My beliefs have largely been fluid over the decades that I’ve been a Christian because of my dogged pursuit of the truth. I came to Christ in a Pentecostal church in 1990, then read Kenneth Hagin books and became a Charismatic for several years, then read John MacArthur books and became a Calvinist for several years, then eventually stopped reading Christian books altogether but only the Bible which has led me to my current beliefs. My experience has been that I was led astray when I trusted popular ministers to teach me about God and salvation. But since the truth came from Jesus Christ, I listen to Him and His apostles: “grace and truth came by Jesus Christ” (Jhn 1:17); “And ye shall know the truth, and the truth shall make you free” (Jhn 8:32); “And if I say the truth, why do ye not believe me?” (Jhn 8:46); “I am the way, the truth, and the life” (Jhn 14:6); “Every one that is of the truth heareth my voice” (Jhn 18:37); “the truth is in Jesus” (Eph 4:21).
Becoming right in our beliefs begins with an honest and humble assessment of ourselves that we could be wrong not just about some things but about a lot of things. I went through that and still go through it to a certain extent. If we’re seeking the truth, then we’ll have no problem with questioning our current beliefs sincerely and objectively. But I’ve come to learn that many Christians aren’t willing to do this. Rather, they’re convinced that their current beliefs are right and will go to great lengths in defending them.
The goal of studying the Scriptures is to correctly understand the message intended to be conveyed by the Author. The Scriptures are simply a channel through which God communicates His message to us. It’s not about my interpretation or your interpretation but about apprehending the intended message, then living our lives accordingly.
The biggest hindrance to correctly understanding the Scriptures and apprehending the intended message is false assumptions. Assumptions are ideas that we consider to be true but might not be. They’re essential for building upon to further our understanding and reach correct conclusions. However, when our beginning assumptions are false, our understanding is hindered and we can rarely reach correct conclusions—false assumptions blind and imprison us. For example: if you believe (as I used to) that humans are non-physical beings living inside physical bodies that continue living disembodied after death either in heaven or hell, then that false assumption will blind you from understanding many teachings in Scripture about life, death, and salvation. Until you’re willing to lay aside that assumption and approach the Scriptures objectively, you’ll remain imprisoned.
My understanding of the Scriptures began to thrive once I stripped away assumptions from my thinking that I wasn’t entirely sure were correct, then approached the Scriptures as objectively as possible. It was only after I was convinced that any particular assumption was correct that I embraced it and used it to help me understand the Scriptures further. It’s like a snowball effect; the more we correctly understand, the more we’re able to correctly understand.
False assumptions, primarily assumptions about the nature of God and man—that God is a Trinity of Persons and that man is an eternal non-physical being whose destiny is either heaven or eternal torture in fire—prevents the most brilliant from ever understanding the Scriptures and attaining the truth.

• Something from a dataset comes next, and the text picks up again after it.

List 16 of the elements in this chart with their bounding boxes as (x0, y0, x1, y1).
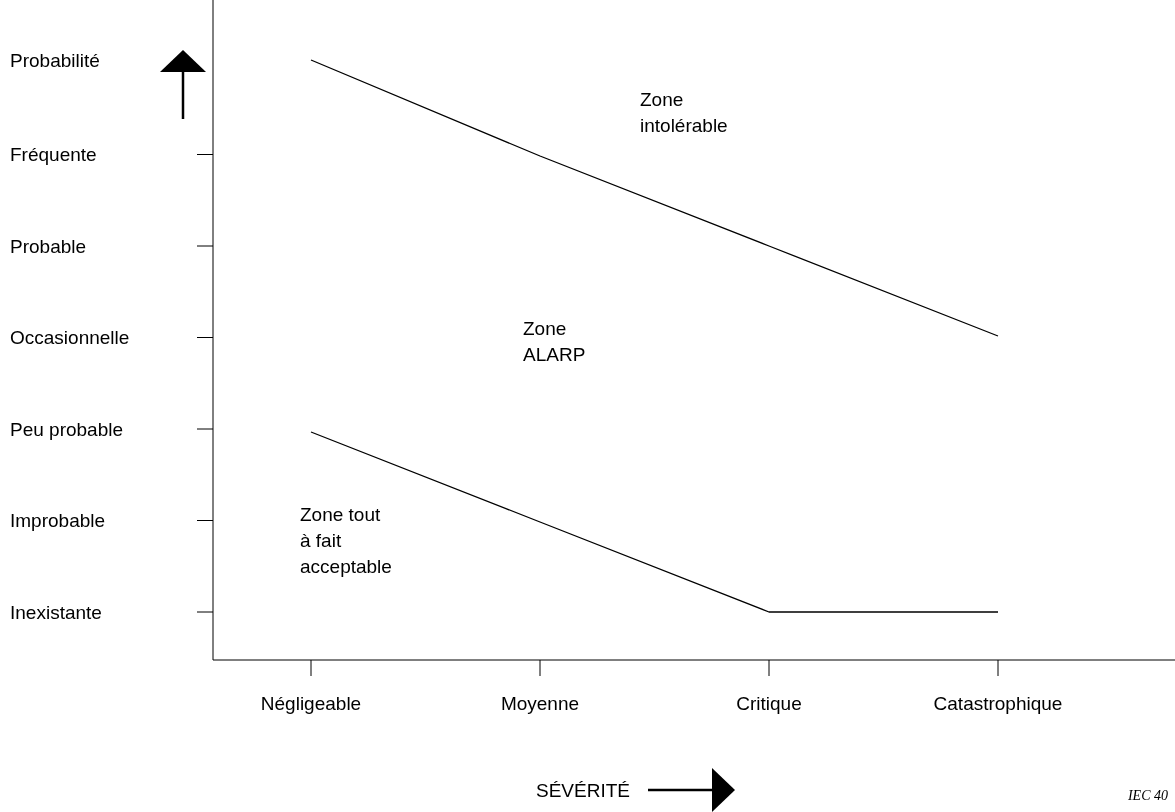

Many scholars and theologians are far smarter and more educated than I am but the false assumptions they embrace about God and man skews and tarnishes their understanding so that much of what they teach is wrong. Christians recognize that even the most brilliant scientists embrace the foolish philosophy of evolution under the pretense of science. And a similar dynamic is true with theologians. They’ve been indoctrinated with a philosophical system disguised as theology, “Beware lest any man spoil you through philosophy and vain deceit” (Col 2:8). They’re trained and committed to defend their system with illogical and foolish arguments. They garnish their philosophy with a lot of big words, scholarship, and eloquence to make it sound official and authoritative, “they speak great swelling words of vanity” (2Pe 2:18). They make it sound like they’re saying a lot while saying a whole lot of nothing!

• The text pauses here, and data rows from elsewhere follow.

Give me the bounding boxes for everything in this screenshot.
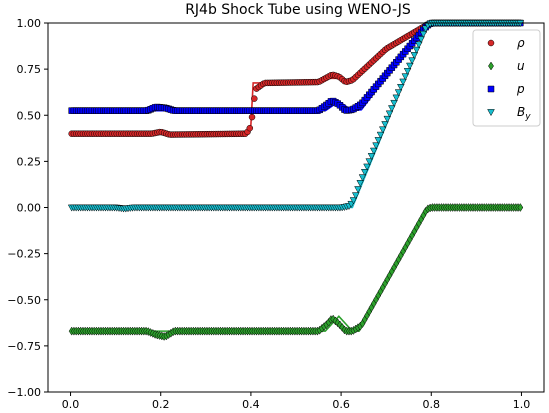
- data-point-b-y: [408, 57, 416, 65]
- series-line-p: [70, 22, 522, 112]
- data-point-b-y: [410, 52, 419, 60]
- data-point-b-y: [349, 197, 358, 205]
- series-p: [68, 19, 524, 114]
- data-point-b-y: [397, 84, 405, 91]
- legend-label-p: p: [516, 82, 525, 96]
- data-point-b-y: [385, 110, 394, 118]
- data-point-rho: [251, 95, 258, 102]
- y-tick-label: 0.00: [17, 202, 42, 215]
- data-point-b-y: [365, 158, 374, 166]
- data-point-b-y: [358, 174, 367, 182]
- data-point-b-y: [417, 36, 425, 44]
- x-tick-label: 0.2: [152, 398, 170, 411]
- data-point-u: [337, 320, 343, 330]
- data-point-u: [517, 203, 524, 212]
- series-b-y: [67, 20, 525, 213]
- legend-marker-u: [488, 61, 494, 71]
- data-point-b-y: [394, 89, 403, 97]
- data-point-b-y: [383, 115, 392, 123]
- y-tick-label: 0.75: [17, 63, 42, 76]
- chart-title: RJ4b Shock Tube using WENO-JS: [185, 2, 411, 18]
- series-rho: [68, 19, 524, 138]
- x-tick-label: 0.0: [62, 398, 80, 411]
- series-line-u: [70, 206, 522, 332]
- data-point-b-y: [412, 46, 421, 54]
- legend-marker-p: [487, 85, 495, 93]
- y-tick-label: −1.00: [7, 386, 41, 399]
- data-point-rho: [246, 124, 254, 132]
- legend-label-rho: ρ: [517, 36, 525, 50]
- data-point-b-y: [369, 147, 378, 155]
- data-point-b-y: [356, 180, 365, 188]
- data-point-b-y: [376, 131, 385, 139]
- legend-box: [472, 29, 541, 127]
- y-tick-label: −0.50: [7, 294, 41, 307]
- data-point-b-y: [419, 30, 428, 38]
- data-point-b-y: [354, 186, 362, 194]
- data-point-b-y: [403, 68, 412, 76]
- data-point-b-y: [372, 142, 380, 150]
- data-point-b-y: [390, 99, 398, 107]
- legend-marker-b-y: [487, 109, 495, 117]
- y-tick-label: 0.50: [17, 109, 42, 122]
- data-point-b-y: [387, 105, 396, 113]
- y-tick-label: 1.00: [17, 17, 42, 30]
- series-u: [68, 203, 524, 341]
- y-tick-label: 0.25: [17, 155, 42, 168]
- data-point-b-y: [399, 78, 407, 86]
- x-tick-label: 0.4: [242, 398, 260, 411]
- data-point-b-y: [363, 163, 371, 171]
- data-point-u: [339, 322, 346, 332]
- data-point-b-y: [374, 137, 383, 145]
- axis-ticks: 0.0 0.2 0.4 0.6 0.8 1.0 −1.00 −0.75 −0.50 −0.25 0.…: [7, 17, 530, 411]
- legend-label-u: u: [517, 59, 525, 73]
- data-point-b-y: [406, 62, 414, 70]
- data-point-b-y: [392, 94, 401, 102]
- data-point-b-y: [415, 41, 423, 49]
- data-point-rho: [248, 113, 256, 121]
- plot-area: [67, 19, 525, 341]
- data-point-b-y: [367, 153, 376, 161]
- y-tick-label: −0.25: [7, 248, 41, 261]
- x-tick-label: 0.8: [423, 398, 441, 411]
- data-point-b-y: [401, 73, 410, 81]
- series-line-b-y: [70, 22, 522, 209]
- x-tick-label: 1.0: [513, 398, 531, 411]
- legend-marker-rho: [487, 39, 495, 47]
- data-point-b-y: [351, 192, 360, 200]
- y-tick-label: −0.75: [7, 340, 41, 353]
- data-point-b-y: [360, 169, 369, 176]
- data-point-b-y: [381, 121, 389, 129]
- data-point-b-y: [378, 126, 387, 134]
- series-line-rho: [70, 22, 522, 135]
- x-tick-label: 0.6: [332, 398, 350, 411]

I’ve been scolded for considering myself right while multitudes of brilliant and educated scholars and theologians over many hundreds of years are wrong. But the difference between me and them is that I’m willing to lay aside my biases and think outside the box while they’re imprisoned within a box of false assumptions they’re unwilling to question. They’ll say that some things aren’t open for discussion or debate which only proves they’re not open-minded like the Bereans. And since they’re not open-minded, then sadly they’ll stay deceived. They implicate themselves as more loyal to their theological system than to the Lord Jesus Christ Himself. A wrong view of God, a wrong view of the Son of God, and a wrong view of man can only result in a wrong view of salvation and adversely affect almost everything they teach. For that reason, I don’t read books or commentaries from theologians anymore. I only read the Bible.
You should read my writings on this website for three main reasons. First, Christ has gifted me to understand and teach the Scriptures. I have no greater passion than to study and write about the Scriptures and can spend hours and hours doing it. Correctly understanding the Scriptures is more than an academic and intellectual endeavor but takes being gifted by Jesus Christ. I can’t tell you how many times God has given me the understanding of certain passages of Scripture in answer to prayer. It’s not necessarily that I’m smart enough to figure things out but that God has gifted me and guides me.

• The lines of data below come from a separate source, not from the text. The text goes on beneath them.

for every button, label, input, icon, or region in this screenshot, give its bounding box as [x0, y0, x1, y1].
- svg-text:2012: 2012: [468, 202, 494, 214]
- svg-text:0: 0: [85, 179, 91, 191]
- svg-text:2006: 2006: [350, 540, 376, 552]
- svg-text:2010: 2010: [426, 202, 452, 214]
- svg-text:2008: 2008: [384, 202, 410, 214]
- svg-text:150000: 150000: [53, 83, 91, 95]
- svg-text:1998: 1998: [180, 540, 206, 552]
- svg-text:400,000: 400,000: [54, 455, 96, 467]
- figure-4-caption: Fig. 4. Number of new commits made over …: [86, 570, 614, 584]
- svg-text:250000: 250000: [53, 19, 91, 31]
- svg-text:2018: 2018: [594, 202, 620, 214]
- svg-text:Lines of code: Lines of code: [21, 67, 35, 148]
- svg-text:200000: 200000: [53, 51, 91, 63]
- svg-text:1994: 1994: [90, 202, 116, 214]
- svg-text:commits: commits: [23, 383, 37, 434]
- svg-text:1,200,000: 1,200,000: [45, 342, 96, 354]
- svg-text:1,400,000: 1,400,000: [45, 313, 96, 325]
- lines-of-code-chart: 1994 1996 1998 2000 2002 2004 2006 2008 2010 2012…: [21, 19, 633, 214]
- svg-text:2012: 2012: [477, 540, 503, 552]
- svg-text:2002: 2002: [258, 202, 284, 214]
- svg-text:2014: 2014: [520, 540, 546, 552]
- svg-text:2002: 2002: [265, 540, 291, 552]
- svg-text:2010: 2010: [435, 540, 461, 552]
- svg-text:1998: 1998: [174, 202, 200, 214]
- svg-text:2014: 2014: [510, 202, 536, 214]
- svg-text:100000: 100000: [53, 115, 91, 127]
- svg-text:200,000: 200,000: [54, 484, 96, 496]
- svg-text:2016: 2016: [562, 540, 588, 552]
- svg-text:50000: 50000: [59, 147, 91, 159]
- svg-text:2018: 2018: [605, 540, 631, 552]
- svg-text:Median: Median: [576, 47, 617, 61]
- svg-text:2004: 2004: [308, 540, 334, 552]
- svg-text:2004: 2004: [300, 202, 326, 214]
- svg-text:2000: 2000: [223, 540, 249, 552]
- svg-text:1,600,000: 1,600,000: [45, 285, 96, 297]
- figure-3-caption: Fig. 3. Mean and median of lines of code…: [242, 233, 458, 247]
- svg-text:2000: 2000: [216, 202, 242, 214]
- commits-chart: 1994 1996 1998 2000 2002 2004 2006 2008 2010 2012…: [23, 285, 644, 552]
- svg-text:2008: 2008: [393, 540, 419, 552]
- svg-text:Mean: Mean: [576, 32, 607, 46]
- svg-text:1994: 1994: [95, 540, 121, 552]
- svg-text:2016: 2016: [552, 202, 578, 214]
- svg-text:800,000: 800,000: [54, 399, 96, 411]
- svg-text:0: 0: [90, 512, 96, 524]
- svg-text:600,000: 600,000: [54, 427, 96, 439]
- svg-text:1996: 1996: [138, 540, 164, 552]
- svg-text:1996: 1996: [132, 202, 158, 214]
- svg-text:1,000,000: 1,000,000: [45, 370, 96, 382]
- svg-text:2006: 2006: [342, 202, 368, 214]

Second, my motive is for Jesus Christ to be glorified and not myself. I strive to not care what anyone thinks about me good or bad, but care greatly about what people think about Him. Therefore, I’m not trying to get any recognition or a large following of people. I’m not in the ministry and I’m not trying to gain or maintain any financial support. I just want to help others in their walk with God by learning the truth and living their lives by it. It’s because of this mindset that I can approach my audience with boldness to say things the way I believe they truly are—I’m not trying to please anyone.
The third reason you should read my writings on this website is that I approach the Scriptures as objectively as possible by only bringing with me the assumptions that I’m convinced are correct. I think outside the box. Successful people in any area of life aren’t afraid of failure. For example, famous basketball players contend that if fear of failure kept them from attempting to make the winning shot, they would never make the winning shot. Adopting that same principle to the study of the Scriptures, I’m not afraid to attempt the winning shot and miss sometimes. I’m willing to be wrong at times so that I can finally get it right.
My studies and writings are focused mainly on the subjects of God, man, salvation, and Christian living. Many other subjects are certainly worthy of attention but for the time being at least, God has me concentrating on these. I could spread myself out by studying other subjects but I wouldn’t be as effective and learned in these primary subjects.
I use the King James Version of the Bible primarily because I believe in the relative accuracy of the manuscript tradition from which it’s translated as compared with the Alexandrian tradition underlying most modern Bible versions. Also, since the KJV is in the public domain, it can be quoted from freely with no thought of legal repercussions. We should be able to use God’s holy words without anyone telling us how much of it we can and can’t use. Many people suffered greatly and gave their lives for the Scriptures yet publishing companies today stipulate that we must use less than 500 verses and not let it account for more than 25% of the total text. Is business more important than souls?
One last point is that I don’t claim to be a great writer. My writings are all about the content and message. I want to first understand correctly what the Scriptures are saying (thus the title of my website), then communicate this understanding to bless my audience. My prayer is that my writings will bless and help your walk with God through our glorious Lord Jesus Christ.